Except it's literally the opposite of that - wages at the top are not keeping pace with inflation (whether to blame Biden for the massive 2022 inflation spike is a somewhat different story), but wages at the bottom are increasing, even outpacing inflation. All the lines are squeezing together.
Your assertion is that things like the infrastructure act and CHIPS act and etc were what drove inflation (instead of driving wage growth which is what most people are saying they did)?
I'm not sure what you're saying here; are those the bills you mean? Those are the big ones I'm aware of, and he funded them by raising corporate taxes; it wasn't just inflationary spending.
Yeah. It depends what country you're in, but I think a lot of what the US does on the world stage is just a function of what happens when you have a giant concentration of money and military power all in one place, and getting rid of the US will make things exponentially worse because even the flimsy little democratic guard rails on the US government are better than anything else that's currently on offer.

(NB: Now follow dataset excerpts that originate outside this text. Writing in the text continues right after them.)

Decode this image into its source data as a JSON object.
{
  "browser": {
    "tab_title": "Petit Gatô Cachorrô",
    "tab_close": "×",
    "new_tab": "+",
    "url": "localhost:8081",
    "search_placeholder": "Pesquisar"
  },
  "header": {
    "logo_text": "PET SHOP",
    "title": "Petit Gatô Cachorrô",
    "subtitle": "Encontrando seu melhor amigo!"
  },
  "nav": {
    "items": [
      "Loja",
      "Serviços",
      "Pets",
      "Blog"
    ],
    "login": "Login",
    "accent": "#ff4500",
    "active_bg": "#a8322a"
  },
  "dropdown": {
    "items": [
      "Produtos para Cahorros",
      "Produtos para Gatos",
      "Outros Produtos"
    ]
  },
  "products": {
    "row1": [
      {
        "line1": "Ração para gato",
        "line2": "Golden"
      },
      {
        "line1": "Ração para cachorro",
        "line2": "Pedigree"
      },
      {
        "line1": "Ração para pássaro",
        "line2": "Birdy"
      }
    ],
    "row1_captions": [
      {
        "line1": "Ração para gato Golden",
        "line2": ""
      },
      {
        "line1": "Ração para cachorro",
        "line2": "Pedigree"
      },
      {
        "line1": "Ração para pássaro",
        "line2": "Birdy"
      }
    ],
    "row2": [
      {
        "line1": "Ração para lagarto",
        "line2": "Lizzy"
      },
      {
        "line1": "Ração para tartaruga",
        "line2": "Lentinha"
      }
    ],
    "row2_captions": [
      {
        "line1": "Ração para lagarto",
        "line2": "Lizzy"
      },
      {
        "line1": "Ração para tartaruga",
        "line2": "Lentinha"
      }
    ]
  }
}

I think the solution is to work on strengthening the guard rails, instead of assuming that if we just reduce the power of the US government because it does terrible things (which, it does), the world will all of a sudden become a nice or fair place in its absence.
This is -- unironically -- the only pro Trump viewpoint I have ever encountered that ever made sense to me.
I was arguing IRL with a group of central Asian people about US politics, and they said more or less, I just know Obama did all sorts of bombing and drone strikes and sanctions, and I know ever since it's been Trump he's been pulling the US military out of places and we've finally been able to get some good stuff done. I like Trump, Biden's gonna support Israel and all sorts of other enemies to us and so fuck him, we like Trump.
Honestly? I couldn't even say anything. Like yes, if you're aligned more or less against the United States, then Trump is probably a good thing. I definitely don't agree with it -- their definition of "good stuff" wasn't one I agreed with, and there are plenty of people who are very very bad people who also are not on the same side as the US. I don't think that it would be a good thing letting Russia crush Ukraine or China crush Taiwan or any other little minor massacre on the world stage that we're preventing instead of causing for once. But, if you're telling me that's your viewpoint and why you support Trump, I definitely won't say you are wrong.
This is a great little misleading factoid -- the missing piece being that inflation is also back to normal if you do include the cost of groceries, power, housing, and fuel.
The fact that they're excluded from the usual metric isn't some weird economic misleading-metric plot (although, those certainly exist). It's just that the CPI usually excludes those items because their prices can swing around in ways that are different from the ways that the baseline price of everything else swings around. But, if you include them in the analysis of what's happened since 2020, the answer doesn't change at all.